Article Text
Abstract
Introduction Occlusion of a distal MCA aneurysm often requires vessel occlusion. In these cases, a balloon occlusion test (BTO) is useful to evaluate potential post-treatment complications. Intracranial placement of platinum coils creates metallic artifacts that can compromise CT image quality..
Aim of Study To describe the technical and nursing aspects during an embolization procedure of a distal MCA aneurysm preceded by BTO and to describe the CT control methodologies of the procedure.
Methods A 72-year-old woman with an unruptured M2/M3 aneurysm underwent awake BTO. Since the test was well tolerated, the aneurysm and parent artery were excluded from the circulation with platinum coils (figure 1A). Post-procedural intraoperative control was performed using the Cone-Beam CT (CBCT) technique, while the four-day follow-up was conducted using the Dual-Energy CT (DECT) technique.
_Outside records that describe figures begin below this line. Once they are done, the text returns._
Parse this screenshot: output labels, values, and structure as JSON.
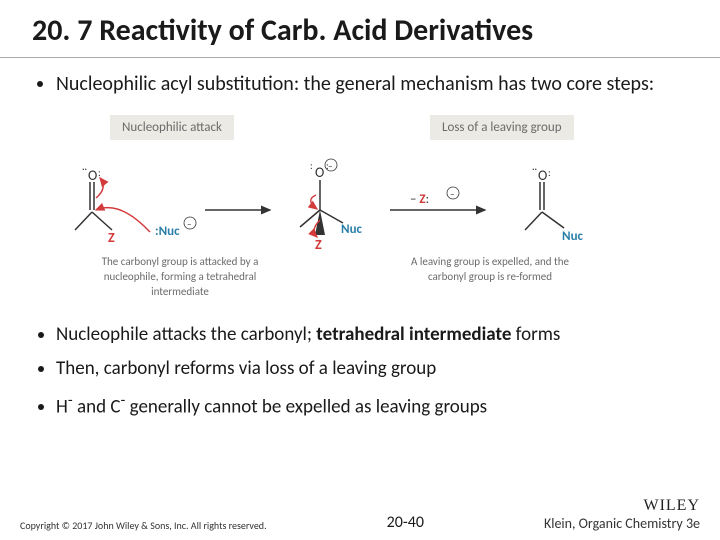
{
  "title": "20. 7 Reactivity of Carb. Acid Derivatives",
  "bullets_top": [
    "Nucleophilic acyl substitution: the general mechanism has  two core steps:"
  ],
  "bullets_bottom": [
    {
      "html": "Nucleophile attacks the carbonyl; <b>tetrahedral intermediate</b> forms"
    },
    {
      "html": "Then, carbonyl reforms via loss of a leaving group"
    },
    {
      "html": "H<sup>-</sup> and C<sup>-</sup> generally cannot be expelled as leaving groups"
    }
  ],
  "diagram": {
    "stage1_label": "Nucleophilic attack",
    "stage2_label": "Loss of a leaving group",
    "caption1": "The carbonyl group\nis attacked by a nucleophile,\nforming a tetrahedral intermediate",
    "caption2": "A leaving group is expelled,\nand the carbonyl group is re-formed",
    "nuc_label": "Nuc",
    "z_label": "Z",
    "minus_z": "– Z:",
    "colors": {
      "nuc": "#2a7fa8",
      "lg": "#d23b3b",
      "arrow_red": "#d23b3b",
      "bond": "#333333",
      "text_gray": "#6b6b6b",
      "box_bg": "#eceae4"
    }
  },
  "footer": {
    "copyright": "Copyright © 2017 John Wiley & Sons, Inc. All rights reserved.",
    "page": "20-40",
    "publisher": "WILEY",
    "ref": "Klein, Organic Chemistry 3e"
  }
}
Results The procedure was well tolerated by the patient without complications. Both CBCT and DECT techniques demonstrated the success of the intervention with a satisfactory diagnostic quality. DECT, with its monoenergetic reconstructions combined with the Mar algorithm and iodine maps, made it possible to minimize the problems of metal artifacts allowing for accurate postoperative evaluation
Conclusion The BTO and the aneurysm treatment were performed at the same time, avoiding a double DSA session, the first under vital monitoring and the second under general anesthesia. Intraoperative CBCT allowed immediate verification of the absence of complications and correct closure of the aneurysm, while DECT allowed non-invasive follow-up, minimizing the problem of metal artifacts (figure 1B).